For the 2020 Leadboat Challenge athlete, this is more than a test of mental and physical fortitude on the bike. For some of our athletes, just making it to the start line will be a victory.
While a handful of LeadBoat athletes live in temperate climates that allow them to train undisrupted throughout the year, many others face freezing temperatures throughout the winter and have embraced this cold weather and unconventional training. Graham Muir, from Steamboat Springs, Colorado and Rose Grant from Columbia Falls, Montana are two such athletes. Both with training already underway, they have not shied away from the outdoors in their preparation for LeadBoat.
Story #1, Rose Grant- 2019 Leadville MTB Champion
Rose reports on her recent winter training: “I accept that in comparison, my training volume is less than many of my peers, and I’m good with that. Right now, I make my training count, but I save some reserves for those I cherish, and have faith in the process for the rest. A week off the bike can feel hard this time of year, but nothing is more important than invested family time; plus some long ski days has me feeling tired just same”.
“I just spent a full week training on skate skis. This allowed me to get some longer days in to help build endurance, allow the body to move in a different way than the bike alone, and allowed me to get some quality work in outdoors”
“I’ll put my nose down most of the month of February with my structured work indoors on my Feedback trainer, and hope some days may allow me to get outside on the road with my MTB for unstructured riding, weather dependent. I make skiing with my daughter a priority and try my best to embrace the seasons and maintain a healthy balance knowing I have time.
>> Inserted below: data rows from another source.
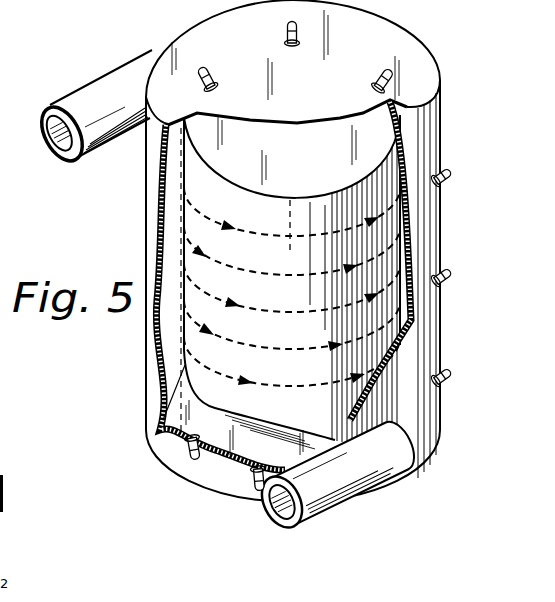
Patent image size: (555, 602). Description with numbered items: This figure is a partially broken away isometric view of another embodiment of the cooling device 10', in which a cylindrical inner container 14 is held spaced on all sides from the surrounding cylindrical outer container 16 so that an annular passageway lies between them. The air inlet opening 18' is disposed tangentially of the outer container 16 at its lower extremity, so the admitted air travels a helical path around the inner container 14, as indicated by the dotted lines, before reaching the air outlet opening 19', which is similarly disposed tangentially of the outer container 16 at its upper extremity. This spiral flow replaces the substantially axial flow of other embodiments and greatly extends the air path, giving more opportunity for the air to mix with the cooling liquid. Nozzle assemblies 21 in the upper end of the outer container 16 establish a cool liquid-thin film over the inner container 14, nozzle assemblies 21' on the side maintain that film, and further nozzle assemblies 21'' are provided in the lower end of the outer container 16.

The cooling device 10' is at (301, 273).
The cylindrical inner container 14 is at (314, 180).
The cylindrical outer container 16 is at (440, 127).
The air inlet opening 18' is at (332, 488).
The air outlet opening 19' is at (83, 111).
The nozzle assemblies 21 is at (284, 59).
The nozzle assemblies 21' is at (457, 280).
The nozzle assemblies 21'' is at (193, 479).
As the weather changes, longer training days become more achievable and makes Leadboat possible with it being a later season event.”
Story #2, Graham Muir (Iditarod Trail Invitational 350-mile Finisher)
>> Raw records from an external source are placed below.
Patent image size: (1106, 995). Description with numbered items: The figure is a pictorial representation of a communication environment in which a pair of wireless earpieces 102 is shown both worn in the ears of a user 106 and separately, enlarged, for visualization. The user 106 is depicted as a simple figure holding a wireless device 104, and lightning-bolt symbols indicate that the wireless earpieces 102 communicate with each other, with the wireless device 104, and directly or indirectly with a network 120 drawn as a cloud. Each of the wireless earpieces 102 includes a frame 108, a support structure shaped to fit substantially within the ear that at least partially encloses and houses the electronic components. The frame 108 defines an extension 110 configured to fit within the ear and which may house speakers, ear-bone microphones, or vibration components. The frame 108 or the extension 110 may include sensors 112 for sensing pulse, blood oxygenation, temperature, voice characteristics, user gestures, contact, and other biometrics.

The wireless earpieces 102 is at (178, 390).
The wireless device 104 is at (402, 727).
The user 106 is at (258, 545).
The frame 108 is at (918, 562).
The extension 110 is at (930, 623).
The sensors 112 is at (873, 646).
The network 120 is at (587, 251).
Graham is training for the ITI1000 (Iditarod Trail Invitational) 1000-mile race to Nome, which will take him through the far reaches of the Alaskan wilderness, following the Iditarod Trail to its conclusion in Nome, Alaska. In this 20 to 30 day journey, Graham states that “he hopes to keep all of his toes and fingers.” Despite the impending ITI1000 followed by the LeadBoat 250, Graham states:
“I still don’t classify myself as a cyclist – more as an adventurer who rides his bike. I don’t take it too seriously as far as getting uptight or too stressed but have total respect for the toughness for the events I take on”.
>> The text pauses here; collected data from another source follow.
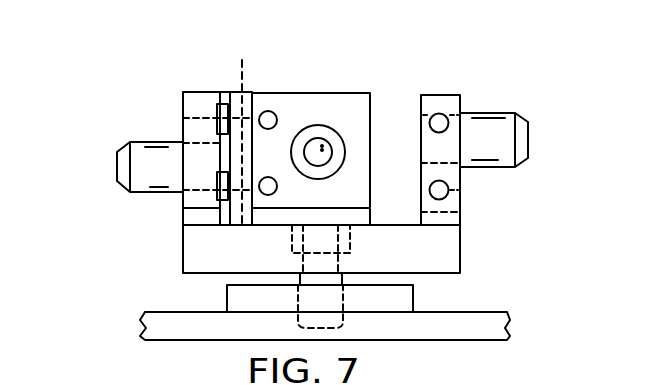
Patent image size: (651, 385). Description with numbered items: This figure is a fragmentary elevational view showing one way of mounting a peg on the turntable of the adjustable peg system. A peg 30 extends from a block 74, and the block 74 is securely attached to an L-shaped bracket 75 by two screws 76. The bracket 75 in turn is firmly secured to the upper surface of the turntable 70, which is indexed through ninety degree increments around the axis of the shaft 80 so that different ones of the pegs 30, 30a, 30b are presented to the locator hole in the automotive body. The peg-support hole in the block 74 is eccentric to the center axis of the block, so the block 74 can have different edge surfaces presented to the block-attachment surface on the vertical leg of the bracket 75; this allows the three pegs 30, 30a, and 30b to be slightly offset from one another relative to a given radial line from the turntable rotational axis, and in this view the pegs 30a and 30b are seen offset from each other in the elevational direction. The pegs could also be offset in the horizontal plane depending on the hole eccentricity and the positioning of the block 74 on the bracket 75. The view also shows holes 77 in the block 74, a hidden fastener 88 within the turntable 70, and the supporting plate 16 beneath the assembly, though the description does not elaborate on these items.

The base plate / table 16 is at (510, 325).
The peg 30 is at (336, 138).
The peg 30a is at (128, 196).
The peg 30b is at (515, 168).
The turntable 70 is at (460, 246).
The block 74 is at (347, 100).
The L-shaped bracket 75 is at (237, 150).
The screws 76 is at (243, 92).
The screw hole 77 is at (270, 111).
The shaft 80 is at (372, 300).
The hidden fastening screw 88 is at (350, 228).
Although self proclaimed ‘not a cyclist’, Graham can be found on the remote, snowy roads of Routt County on his Fat Bike in sub zero temperatures.
“My trainer is my fat-bike. During the week when I get 90 mins to 2 hrs to train before the sun comes up a couple days a week, I will go climb some hills. On the weekends when I get a bit more time, I’ll try to keep it a little flatter and just spin some slow, fat miles. The weather has to be very bad for me not to go out”.
“Now that I think about it, no weather has ever been too bad. When the mercury drops and the wind picks up this is when the challenges change but stoke stays the same”.
“I’m also in the gym three times a week where I can put some intensity into my sessions. I put a big emphasis into my recovery so I can put in the hard yards and stay injury free”.
There is something to be said about getting in those winter miles outdoors-you will very often be rewarded with the gorgeous rising or setting of the sun!